A Safe Girl to Love by Casey Plett contains eleven unique short stories that stretch from a rural Canadian Mennonite town to a hipster gay bar in Brooklyn, featuring young trans women stumbling through loss, sex, harassment, and love. These stories, shiny with whiskey and prairie sunsets, rattling subways and neglected cats, show growing up as a trans girl can be charming, funny, frustrating, or sad, but never will it be predictable.
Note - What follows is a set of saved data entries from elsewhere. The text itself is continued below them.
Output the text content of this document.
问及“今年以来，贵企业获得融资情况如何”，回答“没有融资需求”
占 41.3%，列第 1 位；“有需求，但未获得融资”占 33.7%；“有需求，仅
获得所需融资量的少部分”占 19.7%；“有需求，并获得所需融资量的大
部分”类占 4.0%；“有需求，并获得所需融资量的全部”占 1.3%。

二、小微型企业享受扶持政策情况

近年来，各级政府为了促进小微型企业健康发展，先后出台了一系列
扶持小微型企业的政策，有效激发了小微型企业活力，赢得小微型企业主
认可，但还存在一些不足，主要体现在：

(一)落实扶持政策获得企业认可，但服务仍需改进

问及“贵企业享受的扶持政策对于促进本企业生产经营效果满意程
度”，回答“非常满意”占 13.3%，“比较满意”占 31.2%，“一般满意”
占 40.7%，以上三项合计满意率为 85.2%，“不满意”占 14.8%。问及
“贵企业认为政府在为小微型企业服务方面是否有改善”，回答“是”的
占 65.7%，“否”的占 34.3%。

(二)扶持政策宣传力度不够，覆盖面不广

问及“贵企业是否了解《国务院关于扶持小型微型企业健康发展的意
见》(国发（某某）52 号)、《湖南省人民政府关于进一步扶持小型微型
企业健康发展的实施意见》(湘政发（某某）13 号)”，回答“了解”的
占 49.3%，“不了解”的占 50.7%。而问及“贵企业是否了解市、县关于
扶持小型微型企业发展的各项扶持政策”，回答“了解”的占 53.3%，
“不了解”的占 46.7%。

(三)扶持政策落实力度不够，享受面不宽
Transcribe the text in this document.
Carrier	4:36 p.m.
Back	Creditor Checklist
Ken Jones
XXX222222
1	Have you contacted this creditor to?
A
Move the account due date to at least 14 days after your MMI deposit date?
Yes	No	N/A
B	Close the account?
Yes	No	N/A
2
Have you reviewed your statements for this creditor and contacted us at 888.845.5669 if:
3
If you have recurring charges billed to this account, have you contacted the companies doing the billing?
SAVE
In addition to Perkins, you can find A Safe Girl to Love as a free PDF on the author’s website Progress Never Stops For Nostalgic Transsexuals.


The Kukotsky Enigma: A Novel by Ludmila Ulitskaya, translated from the Russian by Diane Nemec Ignashev. The central character in Ludmila Ulitskaya’s celebrated novel The Kukotsky Enigma is a gynecologist contending with Stalin’s prohibition of abortions in 1936. But, in the tradition of Russia’s great family novels, the story encompasses the history of two families and unfolds in Moscow, St. Petersburg, and the ruins of ancient civilizations on the Black Sea. Their lives raise profound questions about family heritage and genetics, nurture and nature, and life and death. In his struggle to maintain his professional integrity and to keep his work from dividing his family, Kukotsky confronts the moral complexity of reproductive science. Winner of the 2001 Russian Booker Prize and the basis for a blockbuster television miniseries, The Kukotsky Enigma is an engrossing, searching novel by one of contemporary literature’s most brilliant writers.

If you’re interested, we also have the original Russian novel.


You Have the Right to Remain Fat by Virgie Tovar. Growing up as a fat girl, Virgie Tovar believed that her body was something to be fixed. But after two decades of dieting and constant guilt, she was over it–and gave herself the freedom to trust her own body again. Ever since, she’s been helping others to do the same. Tovar is hungry for a world where bodies are valued equally, food is free from moral judgment, and you can jiggle through life with respect. In concise and candid language, she delves into unlearning fatphobia, dismantling sexist notions of fashion, and how to reject diet culture’s greatest lie: that fat people need to wait before beginning their best lives.

Check out her TEDx Talk and website.


Odd Girl Out: My Extraordinary Autistic Life by Laura James. From childhood, Laura James knew she was different. She struggled to cope in a world that often made no sense to her, as though her brain had its own operating system. It wasn’t until she reached her forties that she found out why: suddenly and surprisingly, she was diagnosed with autism.

With a touching and searing honesty, Laura challenges everything we think we know about what it means to be autistic. Married with four children and a successful journalist, Laura examines the ways in which autism has shaped her career, her approach to motherhood, and her closest relationships. Laura’s upbeat, witty writing offers new insight into the day-to-day struggles of living with autism, as her extreme attention to sensory detail–a common aspect of her autism–is fascinating to observe through her eyes.

As Laura grapples with defining her own identity, she also looks at the unique benefits neurodiversity can bring. Lyrical and lush, Odd Girl Out shows how being different doesn’t mean being less, and proves that it is never too late for any of us to find our rightful place in the world.

Amelia Hill of the Guardian interviewed Laura James about being a mother with autism.